В преддверии Рождества подавался горячий напиток из взбитых яиц со сливками, щедро сдобренный виски, чтобы воодушевить всех на долгую, по морозу, прогулку на Рождественскую службу. После того, как были сделаны все дела и дети отправлены в постель, взрослые члены семьи уселись перед камином, чтобы пропустить по стаканчику этого напитка.

В доме также была Дина, которая приезжала на выходные, Баррет, который все еще грезил безумными мечтами о путешествиях, о которых все тактично предпочитали не спрашивать, и Роман Превест, который, как с опаской думал Поль, насовсем переселился в «Прекрасную Марию».

Роман и Фелисия поехали на службу вместе в экипаже Романа, и теперь Роман всем своим видом давал понять, что хочет поговорить с Полем наедине.
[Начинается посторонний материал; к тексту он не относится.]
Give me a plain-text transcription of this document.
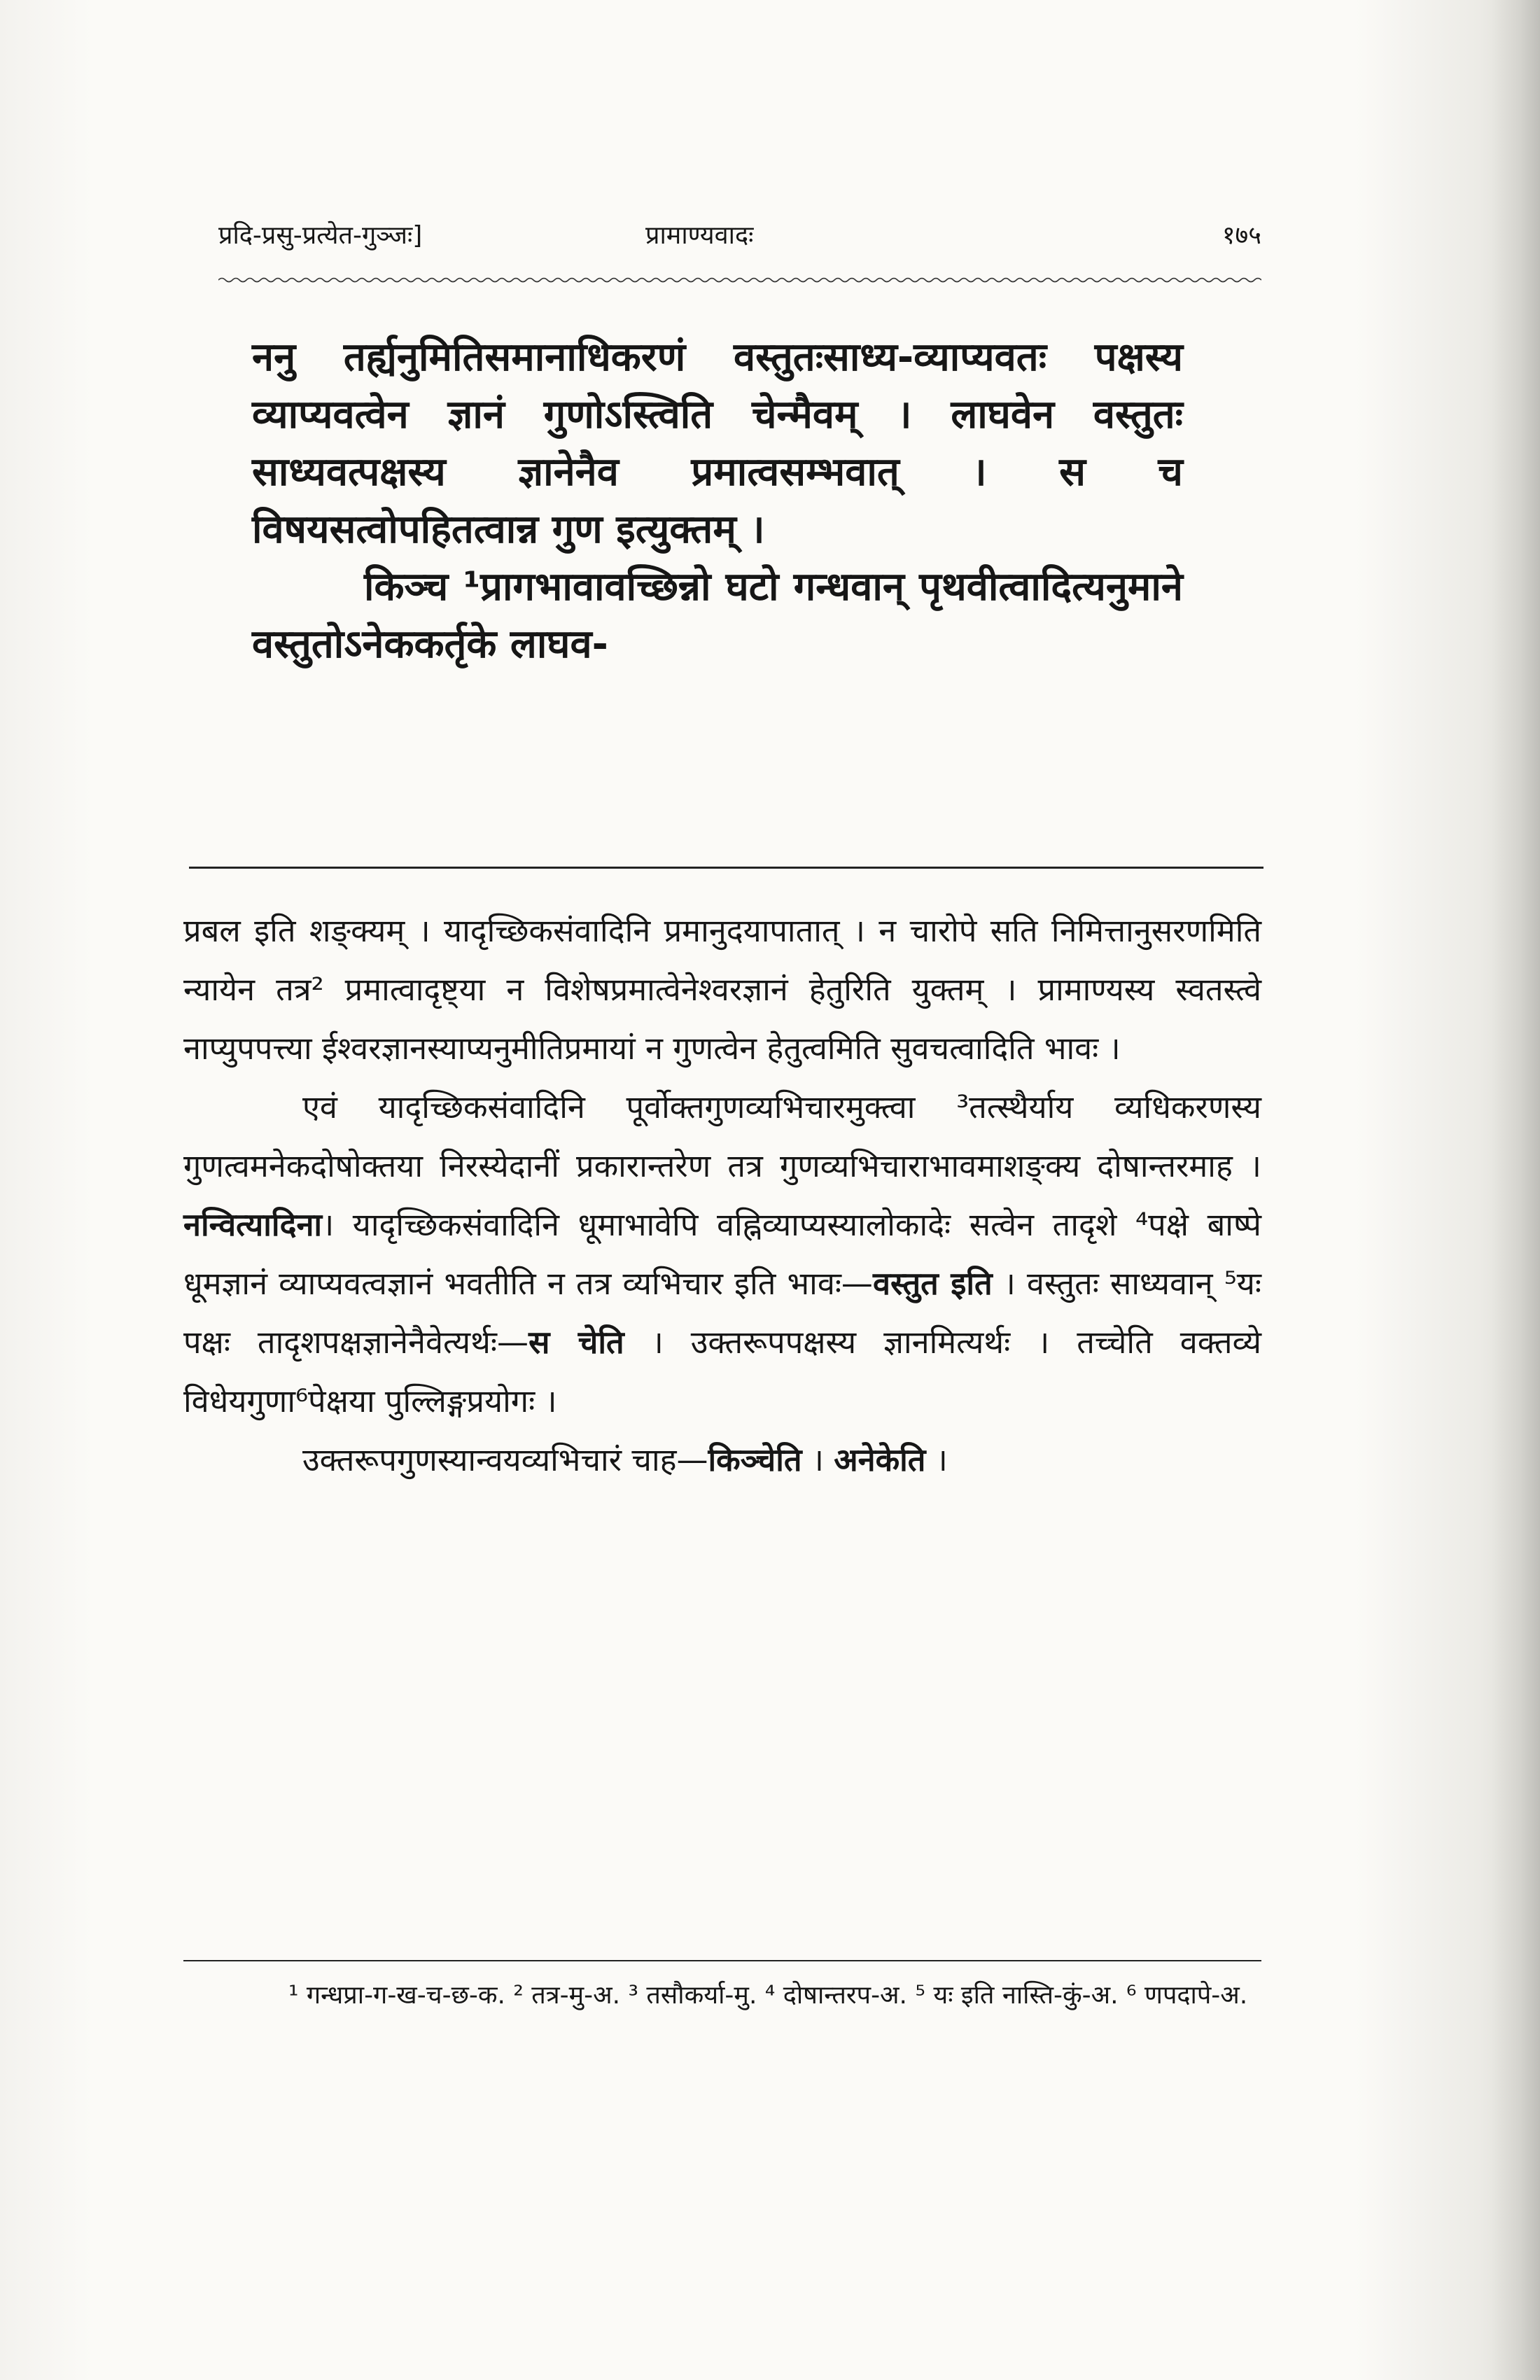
प्रदि-प्रसु-प्रत्येत-गुञ्जः]	प्रामाण्यवादः	१७५

ननु तर्ह्यनुमितिसमानाधिकरणं वस्तुतःसाध्य-व्याप्यवतः पक्षस्य व्याप्यवत्वेन ज्ञानं गुणोऽस्त्विति चेन्मैवम् । लाघवेन वस्तुतः साध्यवत्पक्षस्य ज्ञानेनैव प्रमात्वसम्भवात् । स च विषयसत्वोपहितत्वान्न गुण इत्युक्तम् ।

किञ्च ¹प्रागभावावच्छिन्नो घटो गन्धवान् पृथवीत्वादित्यनुमाने वस्तुतोऽनेककर्तृके लाघव-

प्रबल इति शङ्क्यम् । यादृच्छिकसंवादिनि प्रमानुदयापातात् । न चारोपे सति निमित्तानुसरणमिति न्यायेन तत्र² प्रमात्वादृष्ट्या न विशेषप्रमात्वेनेश्वरज्ञानं हेतुरिति युक्तम् । प्रामाण्यस्य स्वतस्त्वे नाप्युपपत्त्या ईश्वरज्ञानस्याप्यनुमीतिप्रमायां न गुणत्वेन हेतुत्वमिति सुवचत्वादिति भावः ।

एवं यादृच्छिकसंवादिनि पूर्वोक्तगुणव्यभिचारमुक्त्वा ³तत्स्थैर्याय व्यधिकरणस्य गुणत्वमनेकदोषोक्तया निरस्येदानीं प्रकारान्तरेण तत्र गुणव्यभिचाराभावमाशङ्क्य दोषान्तरमाह । नन्वित्यादिना। यादृच्छिकसंवादिनि धूमाभावेपि वह्निव्याप्यस्यालोकादेः सत्वेन तादृशे ⁴पक्षे बाष्पे धूमज्ञानं व्याप्यवत्वज्ञानं भवतीति न तत्र व्यभिचार इति भावः—वस्तुत इति । वस्तुतः साध्यवान् ⁵यः पक्षः तादृशपक्षज्ञानेनैवेत्यर्थः—स चेति । उक्तरूपपक्षस्य ज्ञानमित्यर्थः । तच्चेति वक्तव्ये विधेयगुणा⁶पेक्षया पुल्लिङ्गप्रयोगः ।

उक्तरूपगुणस्यान्वयव्यभिचारं चाह—किञ्चेति । अनेकेति ।

¹ गन्धप्रा-ग-ख-च-छ-क. ² तत्र-मु-अ. ³ तसौकर्या-मु. ⁴ दोषान्तरप-अ. ⁵ यः इति नास्ति-कुं-अ. ⁶ णपदापे-अ.
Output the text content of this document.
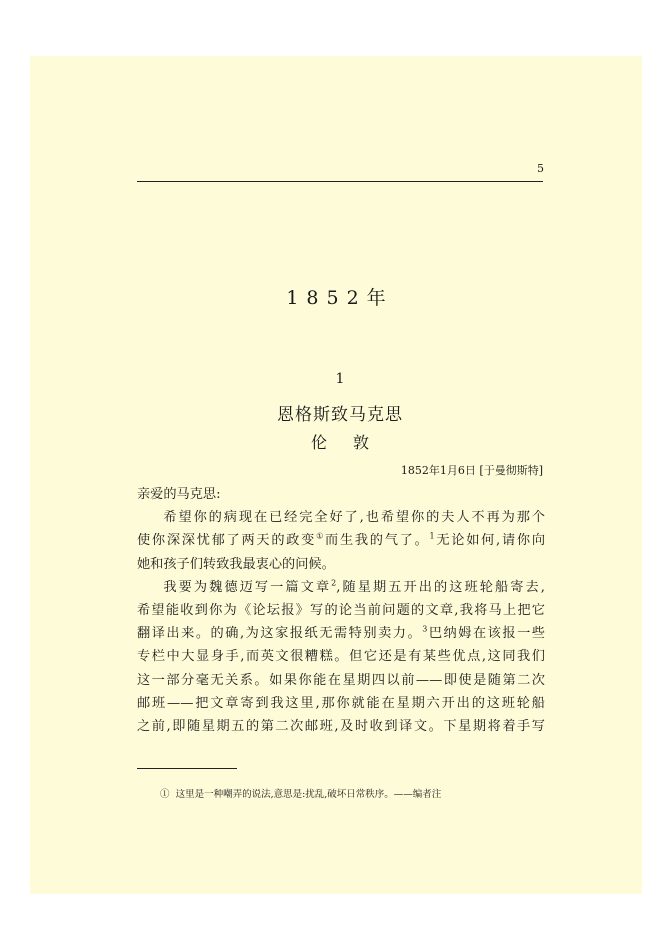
5
1852年
1
恩格斯致马克思
伦敦
1852年1月6日 [于曼彻斯特]

亲爱的马克思:

希望你的病现在已经完全好了,也希望你的夫人不再为那个

使你深深忧郁了两天的政变①而生我的气了。$^1$无论如何,请你向

她和孩子们转致我最衷心的问候。

我要为魏德迈写一篇文章$^2$,随星期五开出的这班轮船寄去,

希望能收到你为《论坛报》写的论当前问题的文章,我将马上把它

翻译出来。的确,为这家报纸无需特别卖力。$^3$巴纳姆在该报一些

专栏中大显身手,而英文很糟糕。但它还是有某些优点,这同我们

这一部分毫无关系。如果你能在星期四以前——即使是随第二次

邮班——把文章寄到我这里,那你就能在星期六开出的这班轮船

之前,即随星期五的第二次邮班,及时收到译文。下星期将着手写

① 这里是一种嘲弄的说法,意思是:扰乱,破坏日常秩序。——编者注
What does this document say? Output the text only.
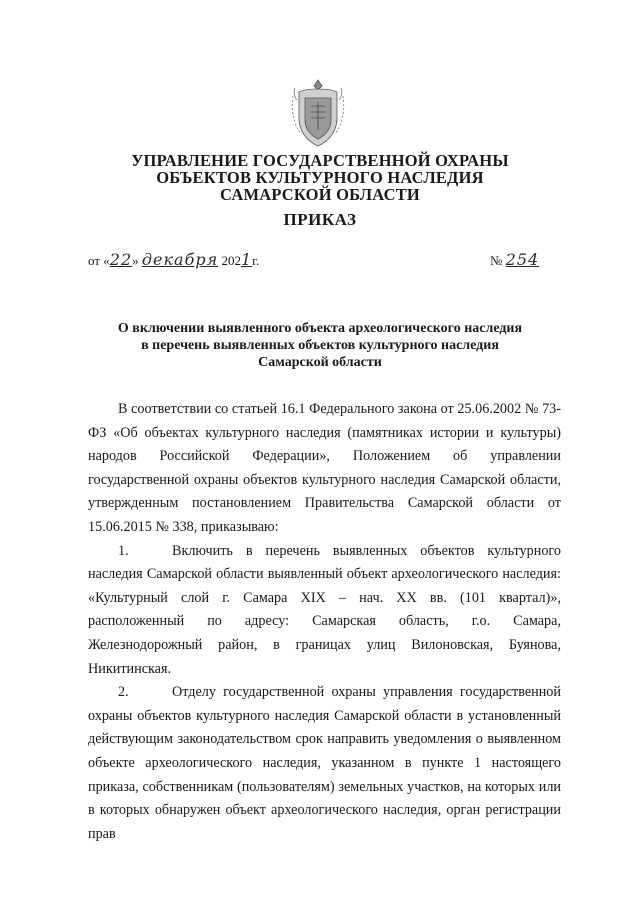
УПРАВЛЕНИЕ ГОСУДАРСТВЕННОЙ ОХРАНЫ
ОБЪЕКТОВ КУЛЬТУРНОГО НАСЛЕДИЯ
САМАРСКОЙ ОБЛАСТИ
ПРИКАЗ
от «22» декабря 2021г.	№ 254
О включении выявленного объекта археологического наследия
в перечень выявленных объектов культурного наследия
Самарской области

В соответствии со статьей 16.1 Федерального закона от 25.06.2002 № 73-ФЗ «Об объектах культурного наследия (памятниках истории и культуры) народов Российской Федерации», Положением об управлении государственной охраны объектов культурного наследия Самарской области, утвержденным постановлением Правительства Самарской области от 15.06.2015 № 338, приказываю:

1.	Включить в перечень выявленных объектов культурного наследия Самарской области выявленный объект археологического наследия: «Культурный слой г. Самара XIX – нач. XX вв. (101 квартал)», расположенный по адресу: Самарская область, г.о. Самара, Железнодорожный район, в границах улиц Вилоновская, Буянова, Никитинская.

2.	Отделу государственной охраны управления государственной охраны объектов культурного наследия Самарской области в установленный действующим законодательством срок направить уведомления о выявленном объекте археологического наследия, указанном в пункте 1 настоящего приказа, собственникам (пользователям) земельных участков, на которых или в которых обнаружен объект археологического наследия, орган регистрации прав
Видя это, Салли забрала Фелисию, и женщины ушли в спальню.

Поль же, более чем довольный тем, что его старый друг страдает, пригласил Романа к себе в кабинет и закрыл дверь.

— Настало время испытаний, — заметил он.

Роман хмыкнул:

— У тебя-то во все времена кормушка была полна. По крайней мере судья Крайре перестал лезть к тебе по поводу того пропавшего черномазого.

— Я сказал ему, чтобы он не присылал Габриэля сюда обратно. Что старая кухня не представляла из себя хорошей защиты от тех фанатиков, которые хотели его линчевать, — отрезал Поль.

— Я полагаю, что судью смутил тот факт, что они как раз не линчевали его, — заметил Роман, скривившись.

Теперь сердито фыркнул Поль:

— Если он ушел от них, то тем более нужно отдать ему должное.

Судья Крайре очень много говорил, акцентируя внимание на данном факте, но Поль оставался непреклонным. И несмотря на всю шумиху, поднятую комитетом линчевателей, которых он называл не иначе как «рыщущие в ночи идиоты, которые взяли власть в руки и теперь делают из этого проблему», ни в коей степени не признавал себя ответственным за исчезновение пленника.

— Никто еще не выдвинул конкретного предложения, — заметил Роман. — А то что бы ты сделал?

— В первую очередь то, что делали эти люди, было незаконно, и, рассуждая, что тело не было найдено, они только выставляют себя полными дураками. Я не знаю, кто они были, да мне и все равно. Все, что я видел, так это с утра большое количество следов от подков. И уже если бы я подобрался достаточно близко, чтобы разглядеть, кто они такие, то, поверь мне, судья мог бы опознать их по их же трупам.

На этом Поль решил, что уже достаточно внимания уделено этому вопросу. Он доброжелательно взглянул на Романа.

— Роман, ты все это неоднократно слышал, и я готов поклясться, что это отнюдь не то, зачем ты искал меня весь вечер, чтобы поговорить наедине.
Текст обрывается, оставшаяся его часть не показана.